The stay of the permanent injunction ordered by Judge Frederic J. Scullin in the Palmer v. D.C. case has raised considerable ire among those who believe that the right to keep and bear arms has been denied in the District of Columbia for far too long. Many thought that if constitutional carry were allowed for a period of time in the District, crime rates would have dropped. Alan Gura predicted sucha drop. Many thought a crime rate drop would make it hard to justify a stay. Some accused Alan Gura of being an accomplice of the establishment in limiting the effect of the ruling.
Others are convinced that Alan Gura has done a masterful job of managing the inevitable issuance of a stay to forward the ends of restoring second amendment rights. From commenter Dirk Diggler at TheTruthAboutGuns.com:
Dirk is an attorney. Others made clear that if Judge Scullin had not granted a stay, it was likely that a worse, longer stay would have been granted by the appeals court.

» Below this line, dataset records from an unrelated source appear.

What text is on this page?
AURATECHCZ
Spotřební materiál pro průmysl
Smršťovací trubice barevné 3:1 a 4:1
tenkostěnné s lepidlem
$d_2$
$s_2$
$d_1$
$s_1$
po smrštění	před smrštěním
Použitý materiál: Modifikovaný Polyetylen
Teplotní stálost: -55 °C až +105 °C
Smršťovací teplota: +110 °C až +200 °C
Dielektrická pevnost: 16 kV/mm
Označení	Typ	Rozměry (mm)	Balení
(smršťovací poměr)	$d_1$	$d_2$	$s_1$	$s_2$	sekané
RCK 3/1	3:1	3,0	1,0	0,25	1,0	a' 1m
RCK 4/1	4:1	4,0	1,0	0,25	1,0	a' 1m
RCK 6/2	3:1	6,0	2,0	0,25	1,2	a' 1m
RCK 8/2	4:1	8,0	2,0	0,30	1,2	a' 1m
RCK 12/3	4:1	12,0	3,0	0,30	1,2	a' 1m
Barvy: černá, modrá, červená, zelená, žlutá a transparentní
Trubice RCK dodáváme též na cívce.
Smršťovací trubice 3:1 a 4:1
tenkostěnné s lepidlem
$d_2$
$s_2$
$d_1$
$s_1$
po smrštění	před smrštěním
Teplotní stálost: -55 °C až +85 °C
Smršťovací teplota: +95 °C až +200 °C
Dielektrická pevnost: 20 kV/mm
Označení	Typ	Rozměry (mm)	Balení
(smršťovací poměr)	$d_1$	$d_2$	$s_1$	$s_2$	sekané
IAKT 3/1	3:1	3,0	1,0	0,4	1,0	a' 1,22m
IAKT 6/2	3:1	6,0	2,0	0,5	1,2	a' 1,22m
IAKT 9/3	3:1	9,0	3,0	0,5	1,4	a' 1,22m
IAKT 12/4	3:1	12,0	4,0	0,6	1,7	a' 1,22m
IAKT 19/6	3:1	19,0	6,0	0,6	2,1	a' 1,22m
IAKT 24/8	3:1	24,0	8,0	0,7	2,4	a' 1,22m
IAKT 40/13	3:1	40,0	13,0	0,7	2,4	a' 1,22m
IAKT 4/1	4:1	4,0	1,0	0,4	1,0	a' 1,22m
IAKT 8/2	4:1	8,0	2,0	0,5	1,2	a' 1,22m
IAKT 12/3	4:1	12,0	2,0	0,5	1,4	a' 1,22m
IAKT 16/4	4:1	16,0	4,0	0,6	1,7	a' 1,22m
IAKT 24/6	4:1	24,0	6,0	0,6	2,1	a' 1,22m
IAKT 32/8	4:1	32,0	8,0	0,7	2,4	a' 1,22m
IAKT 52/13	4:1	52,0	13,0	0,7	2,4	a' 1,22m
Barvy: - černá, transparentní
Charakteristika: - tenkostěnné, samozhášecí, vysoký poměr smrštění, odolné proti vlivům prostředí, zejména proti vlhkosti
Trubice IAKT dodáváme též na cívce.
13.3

From Thundar at opencarry.org:
The way the 90 day order is written is actually a very good order for gun owners.
Those that would suppress our civil rights were always going to get some sort of stay either from Scullin or from the Circuit Court. 90 days (instead of 180 days) and only for writing constitutional laws is a good thing. Not giving DC grounds to appeal the stay at this time is another good thing.
Remember this order is not a general stay, but a stay so that the district may draft constitutional law if they so choose. The district has 45 days to appeal the ruling. If DC appeals the ruling, the stay goes away. So the district has until September 9 to appeal the ruling. If they do appeal, the DC Council will not be in session until 15 September. So it would appear that in order to appeal, the district would have another period under which constitutional carry would apply.
Gura is smart. He is playing to win. Appearing reasonable and not backing the decider into a corner is good when dealing with a single district court judge. It also sets a tone for the length of stays in the future - 90 days instead of 180 days.
Here is a link to the pdf file of court ordered Stay in Palmer v. D.C. I have transcribed it below for those who do not wish to open the pdf. Any errors in the copy below are mine. The formating is a little different from the original, and I have cut out the addressing. I believe it makes the order easier to read. I have added links to the D.C. code mentioned.
This looks more and more like a smart strategy on the part of Alan Gura. Notice that both parties are required to present argument as to why or why not a stay should be granted pending appeal. The court explicitly says that court is "not convinced that Defendants will be able to demonstrate a likelihood of success on the merits to warrant such a stay". To me, that makes it likely that if the District decides to appeal, the stay will be lifted, just at Thundar noted above.ORDER
In a Memorandum-Decision and Order dated July 24, 2014, this Court concluded that the District of Columbia's total ban on the carrying of handguns in public was unconstitutional; and, therefore, the Court permanently enjoined Defendants from enforcing D.C. Code §§ 7-2502(a)(4) and 22-4504(a).
On July 28, 2014, Defendants filed a partially unopposed motion to stay pending appeal or, in the alternative, for 180 days and for immediate administrative stay. See Dkt. No. 52 at 1. In support of this motion, Defendants' counsel advised the Court that he had conferred with Plaintiffs' counsel, "who indicated that [P]laintiffs do not oppose a 90-day stay starting immediately 'pending the city council enacting remedial legislation that complies with constitutional standards.'" See id. at 1-2.
Based on the parties' agreement that an immediate 90-day stay is appropriate to provide the city council with an opportunity to enact appropriate legislation consistent with the Court's ruling,1 the Court hereby
ORDERS that Defendants' motion for a stay is GRANTED to the extent that the Court's July 24, 2014 Order is stayed nunc pro tunc for 90 days, i.e., until October 22, 2014; and the Court further
ORDERS that Plaintiffs shall file their opposition to Defendants' motion for a stay pending appeal on or before August 4, 2014; and the Court further
ORDERS that Defendants may file a reply in further support of their motion for a stay pending appeal on or before August 11, 2014. 2
IT IS SO ORDERED.
Dated: July 29, 2014
Syracuse, New York
Note 1 The Court notes that it sees no need to clarify its decision. The only issue before the Court was whether the District of Columbia's complete ban on the carrying of handguns in public was unconstitutional. Thus, the Court's injunction clearly applied only to handguns and not any other type of deadly dangerous weapon.
Note 2 Based on the papers that Defendants have filed in support of their motion for a stay pending appeal, the Court is not convinced that Defendants will be able to demonstrate a likelihood of success on the merits to warrant such a stay. Nonetheless, the Court will provide the parties with an opportunity to present their arguments in full before ruling on this part of Defendants' motion.